Tuesday, September 3, 2013

The Cost of Non Discipleship

Luke 14:25-33 (NIV)
The Cost of Being a Disciple
25 Large crowds were traveling with Jesus, and turning to them he said: 26 “If anyone comes to me and does not hate father and mother, wife and children, brothers and sisters—yes, even their own life—such a person cannot be my disciple. 27 And whoever does not carry their cross and follow me cannot be my disciple.
28 “Suppose one of you wants to build a tower. Won’t you first sit down and estimate the cost to see if you have enough money to complete it? 29 For if you lay the foundation and are not able to finish it, everyone who sees it will ridicule you, 30 saying, ‘This person began to build and wasn’t able to finish.’
31 “Or suppose a king is about to go to war against another king. Won’t he first sit down and consider whether he is able with ten thousand men to oppose the one coming against him with twenty thousand? 32 If he is not able, he will send a delegation while the other is still a long way off and will ask for terms of peace. 33 In the same way, those of you who do not give up everything you have cannot be my disciples.

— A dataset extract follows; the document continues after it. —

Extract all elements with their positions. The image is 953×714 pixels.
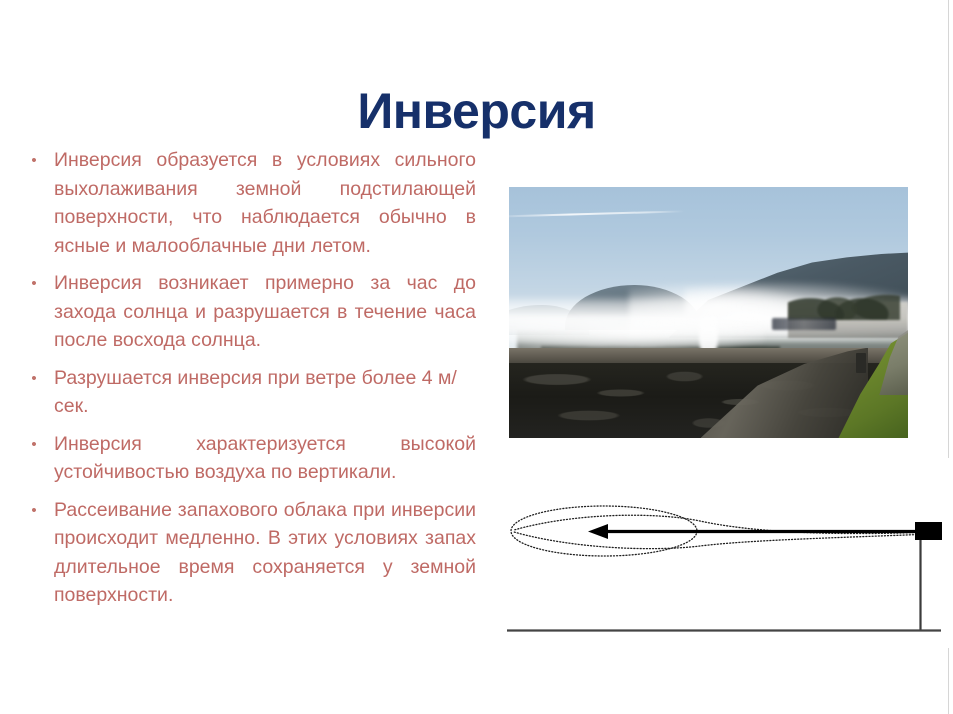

Following Jesus is not easy – and anybody who thinks it is has, clearly, not tried it. Dallas Willard, in his book The Spirit of the Disciplines, wisely notes, “It was right to point out that one cannot be a disciple of Christ without forfeiting things normally sought in human life, and that one who pays little in the world’s coinage to bear his name has reason to wonder where he or she stands with God.” Willard adds, “The cost of non-discipleship is far greater – even when this life alone is considered – than the price paid to walk with Jesus.” Jesus himself tells us that “his yoke is easy and his burden is light,” and the apostle John tells us that “God’s commands are not burdensome to us.” Seldom do we consider what we would lose if we abandoned the life that Jesus offers. Willard again: “Non-discipleship costs abiding peace, a life penetrated throughout by love, faith that sees everything in light of God’s overriding governance for good, hopefulness that stands firm in the most discouraging of circumstances, power to do what is right and withstand the forces of evil. It short, it costs exactly that abundance of life Jesus said he came to bring.”

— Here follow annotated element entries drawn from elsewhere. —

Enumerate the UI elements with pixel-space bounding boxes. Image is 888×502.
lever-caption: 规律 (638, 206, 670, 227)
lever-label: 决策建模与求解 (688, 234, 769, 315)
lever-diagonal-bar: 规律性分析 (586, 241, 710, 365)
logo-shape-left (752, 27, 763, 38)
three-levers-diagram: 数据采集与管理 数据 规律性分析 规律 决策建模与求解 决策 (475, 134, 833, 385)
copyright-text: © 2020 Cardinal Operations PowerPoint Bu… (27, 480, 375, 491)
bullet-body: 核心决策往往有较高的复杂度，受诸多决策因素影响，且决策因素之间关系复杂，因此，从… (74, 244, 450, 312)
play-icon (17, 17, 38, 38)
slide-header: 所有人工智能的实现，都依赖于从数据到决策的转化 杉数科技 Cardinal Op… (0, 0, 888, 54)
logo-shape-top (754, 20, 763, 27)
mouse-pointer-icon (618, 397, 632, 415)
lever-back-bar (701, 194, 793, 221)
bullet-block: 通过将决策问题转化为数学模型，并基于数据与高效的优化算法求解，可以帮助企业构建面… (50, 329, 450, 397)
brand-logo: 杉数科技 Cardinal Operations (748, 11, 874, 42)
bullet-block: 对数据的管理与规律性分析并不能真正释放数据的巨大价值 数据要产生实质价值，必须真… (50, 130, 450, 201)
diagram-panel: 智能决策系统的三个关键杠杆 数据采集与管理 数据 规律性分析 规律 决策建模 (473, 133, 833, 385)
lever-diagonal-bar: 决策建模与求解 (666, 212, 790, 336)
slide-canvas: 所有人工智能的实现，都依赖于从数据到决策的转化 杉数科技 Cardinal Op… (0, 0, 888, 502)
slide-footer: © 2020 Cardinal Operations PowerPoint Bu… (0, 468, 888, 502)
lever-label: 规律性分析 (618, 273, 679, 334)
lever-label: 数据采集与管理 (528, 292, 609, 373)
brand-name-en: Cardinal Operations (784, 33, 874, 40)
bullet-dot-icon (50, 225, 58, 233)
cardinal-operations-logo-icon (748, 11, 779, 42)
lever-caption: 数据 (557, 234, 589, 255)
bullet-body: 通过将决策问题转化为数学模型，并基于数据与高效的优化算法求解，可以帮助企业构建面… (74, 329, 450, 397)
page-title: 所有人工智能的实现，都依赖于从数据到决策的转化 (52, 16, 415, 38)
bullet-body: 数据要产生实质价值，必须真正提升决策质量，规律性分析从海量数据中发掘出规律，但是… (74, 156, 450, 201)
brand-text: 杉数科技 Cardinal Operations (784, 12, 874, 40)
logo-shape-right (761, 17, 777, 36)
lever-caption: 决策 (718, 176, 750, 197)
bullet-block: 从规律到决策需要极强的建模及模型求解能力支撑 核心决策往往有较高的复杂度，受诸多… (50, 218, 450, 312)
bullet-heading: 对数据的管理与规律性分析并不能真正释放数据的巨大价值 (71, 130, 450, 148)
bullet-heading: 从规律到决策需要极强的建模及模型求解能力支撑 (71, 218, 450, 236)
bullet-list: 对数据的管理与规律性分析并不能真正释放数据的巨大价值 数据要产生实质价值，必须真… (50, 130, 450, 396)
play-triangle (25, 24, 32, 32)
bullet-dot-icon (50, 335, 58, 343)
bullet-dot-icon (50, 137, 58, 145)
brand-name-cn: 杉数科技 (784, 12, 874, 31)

The language of salvation “by grace through faith”, for so long the hallmark of the churches that come from the Protestant Reformation, can be misinterpreted to mean that because grace is free, it is also cheap. In 1937, Dietrich Bonhoeffer published The Cost of Discipleship to remind us that while God's grace is a free gift, it is not cheap since God paid the ultimate price - the life of Christ - to demonstrate his unparalelled love for the world and to allow us to have access into a relationship with him. 

As people who follow in Christ’s footsteps, as those who pick up our cross daily, we are called to chose to give up the comfort of living for ourselves and chose to give ourselves for others.

v  What does it mean for you, today, to pick up your cross and follow Christ?